On Tuesday at 5pm Auckland resident Kristen was riding along Khyber Pass Road near a bus lane commonly used by cyclists and motorcyclists when a Deadline Express courier driver suddenly swerved in front of her.
Swerving in and out of lanes the courier driver, who did not indicate, forced Kristen to slam on her brakes.
Kristen told the Herald she thought that was going to going to be seriously hurt.
"I really thought that was it. I braced myself and thought I'd be hit.
"I was going downhill so had generated up enough speed to safely keep up with the flow of traffic.
"The van was stopping and didn't have any signals or indicators on. All of a sudden it pulled left right in front of me and I really thought I was going to get hit.

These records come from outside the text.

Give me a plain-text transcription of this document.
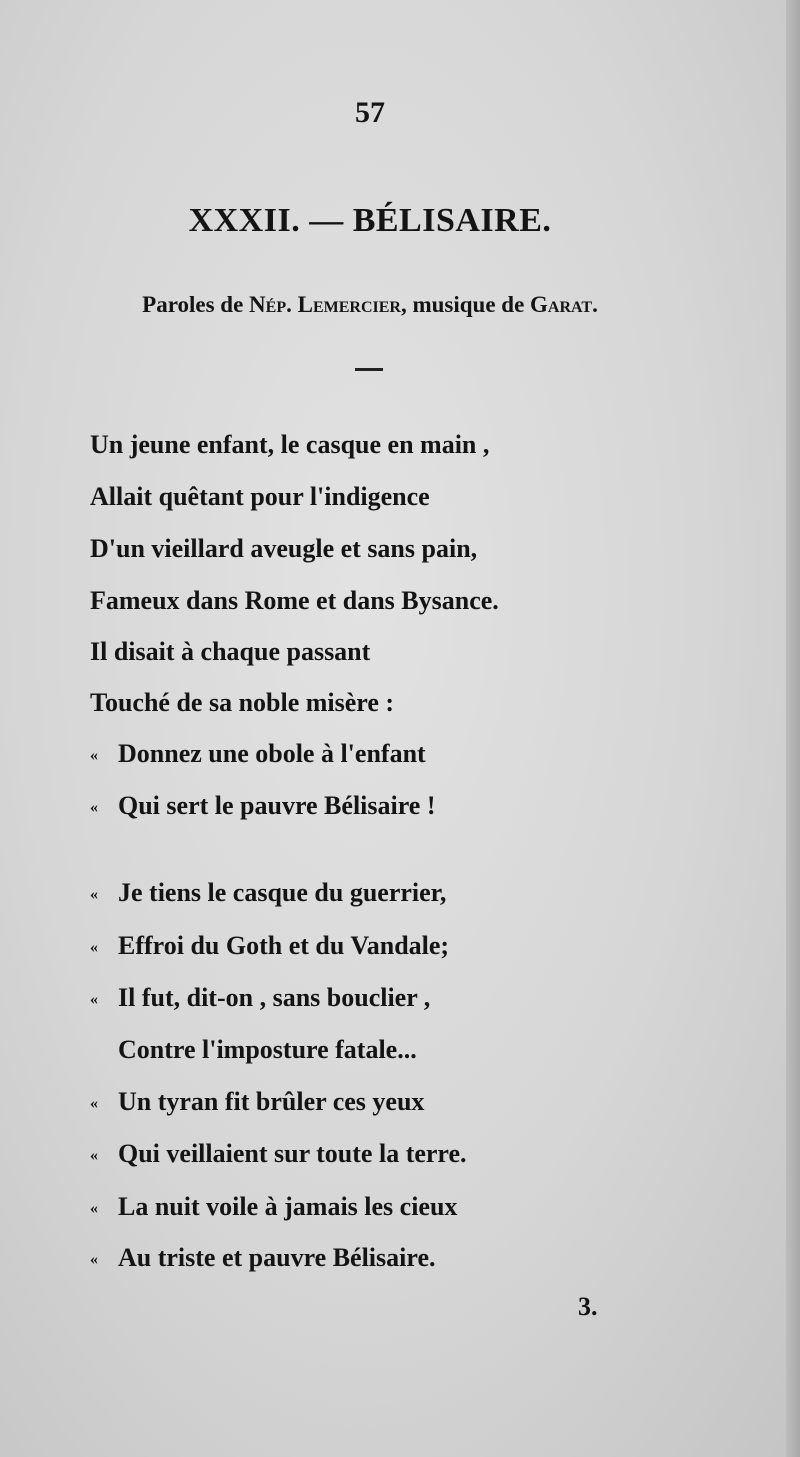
57
XXXII. — BÉLISAIRE.
Paroles de Nép. Lemercier, musique de Garat.
Un jeune enfant, le casque en main ,
Allait quêtant pour l'indigence
D'un vieillard aveugle et sans pain,
Fameux dans Rome et dans Bysance.
Il disait à chaque passant
Touché de sa noble misère :
« Donnez une obole à l'enfant
« Qui sert le pauvre Bélisaire !
« Je tiens le casque du guerrier,
« Effroi du Goth et du Vandale;
« Il fut, dit-on , sans bouclier ,
Contre l'imposture fatale...
« Un tyran fit brûler ces yeux
« Qui veillaient sur toute la terre.
« La nuit voile à jamais les cieux
« Au triste et pauvre Bélisaire.
3.
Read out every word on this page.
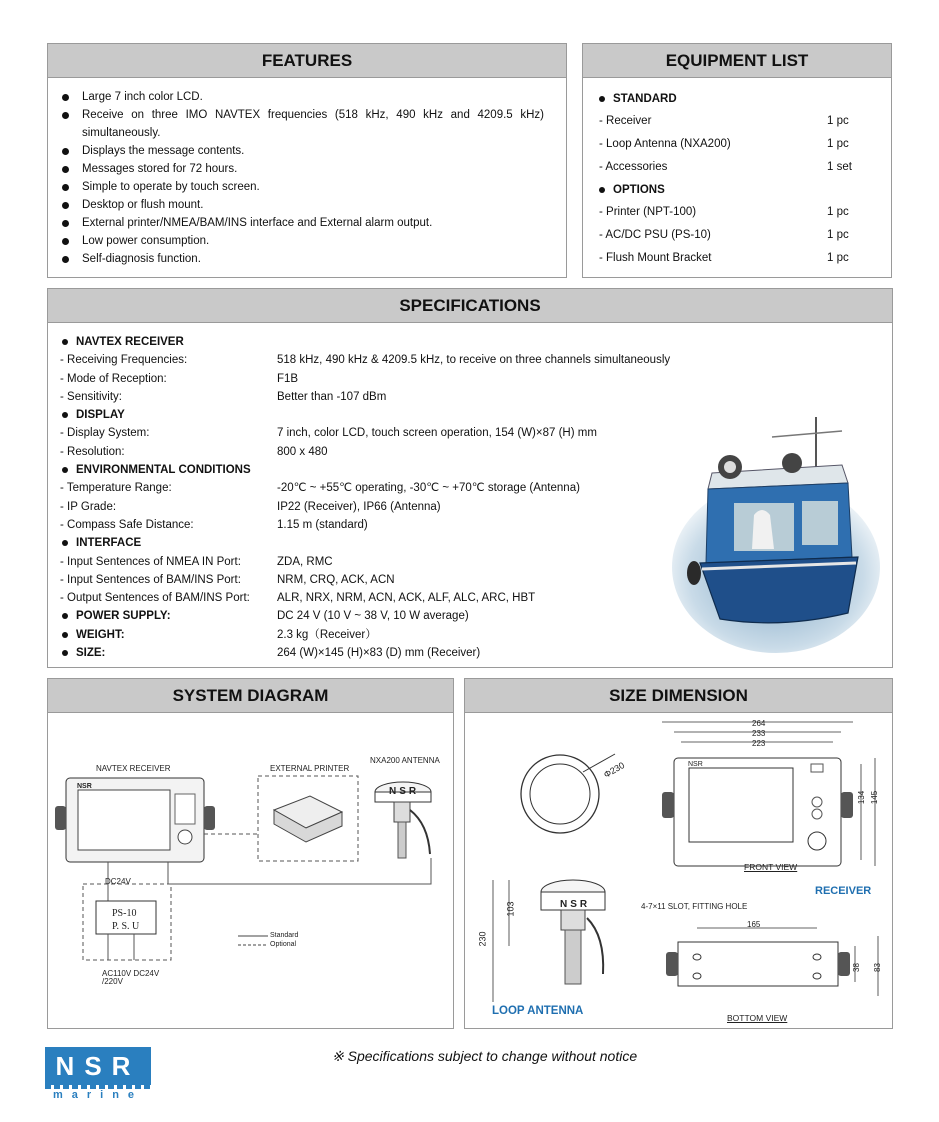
FEATURES
Large 7 inch color LCD.
Receive on three IMO NAVTEX frequencies (518 kHz, 490 kHz and 4209.5 kHz) simultaneously.
Displays the message contents.
Messages stored for 72 hours.
Simple to operate by touch screen.
Desktop or flush mount.
External printer/NMEA/BAM/INS interface and External alarm output.
Low power consumption.
Self-diagnosis function.
EQUIPMENT LIST
STANDARD
- Receiver	1 pc
- Loop Antenna (NXA200)	1 pc
- Accessories	1 set
OPTIONS
- Printer (NPT-100)	1 pc
- AC/DC PSU (PS-10)	1 pc
- Flush Mount Bracket	1 pc
SPECIFICATIONS
NAVTEX RECEIVER
- Receiving Frequencies:	518 kHz, 490 kHz & 4209.5 kHz, to receive on three channels simultaneously
- Mode of Reception:	F1B
- Sensitivity:	Better than -107 dBm
DISPLAY
- Display System:	7 inch, color LCD, touch screen operation, 154 (W)×87 (H) mm
- Resolution:	800 x 480
ENVIRONMENTAL CONDITIONS
- Temperature Range:	-20℃ ~ +55℃ operating, -30℃ ~ +70℃ storage (Antenna)
- IP Grade:	IP22 (Receiver), IP66 (Antenna)
- Compass Safe Distance:	1.15 m (standard)
INTERFACE
- Input Sentences of NMEA IN Port:	ZDA, RMC
- Input Sentences of BAM/INS Port:	NRM, CRQ, ACK, ACN
- Output Sentences of BAM/INS Port:	ALR, NRX, NRM, ACN, ACK, ALF, ALC, ARC, HBT
POWER SUPPLY:	DC 24 V (10 V ~ 38 V, 10 W average)
WEIGHT:	2.3 kg（Receiver）
SIZE:	264 (W)×145 (H)×83 (D) mm (Receiver)
SYSTEM DIAGRAM
NAVTEX RECEIVER	EXTERNAL PRINTER
NXA200 ANTENNA
NSR	NSR
DC24V
PS-10
P. S. U
AC110V DC24V
/220V
Standard
Optional
SIZE DIMENSION
264
233
223
134 145
Φ230
103
230
NSR
NSR
FRONT VIEW
RECEIVER
4-7×11 SLOT, FITTING HOLE
165
38 83
BOTTOM VIEW
LOOP ANTENNA
NSR
marine
※ Specifications subject to change without notice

"He was less than 10cm away from my handlebars. It was really close. I yelled at him but he just pulled back to the right and kept swerving between lanes.
"I don't even know if he knew I was next to him."
Video obtained by the Herald shows the Deadline Express courier driver wrongly driving in the bus lane, making no attempt to indicate before changing lanes.
Following her near miss, the 31-year-old cyclist rode home and made a complaint to the courier company, which has since apologised for the incident.
Deadline Express Couriers general manager Andrew Merrill told the Herald they have since shown the driver the footage and are thankful no one was injured.
"We've spoken to the driver who was shown the footage the morning after the incident.
"I was push bike courier myself for 14 years so I'm aware of what it's like to be a cyclist in Auckland. With the congestion, it's not getting any easier despite the introduction of cycle lanes.
"Our drivers are driving for 10 hours a day. In the environment they're in incidents are inevitable, but we want all our drivers to respect all road users.
"We want people to report incidents to us and when they do we always follow it up and make sure it is an educational lesson for our drivers to make sure they can be as safe as possible.
"We don't want anyone getting hurt. With the number of bikes increasing across the city it's something that's going to be even more important for our drivers to be aware of.
"I'm glad nobody was hurt and we'll do what we can to educate our drivers more in the future."
Kristen, who has been riding on the roads for more than year, says Tuesday's near-miss isn't the only trouble she's found on the roads.
The 31-year-old said there had been a number of close calls where cars got too close.
But she hopes her near-miss will serve as an educational tool for road users to become more aware of their surroundings and show patience while on the roads.
"It's more about awareness. It could have been anyone not just a cyclist.
"This is the closest near-miss I've had but I'd have a lot of other near misses where the car comes extremely close to you which makes you wobble and nearly lose balance.
"Cyclists are quick to be blamed for going too fast. We try to keep up with the speed of traffic where possible to ensure the safety of other road users."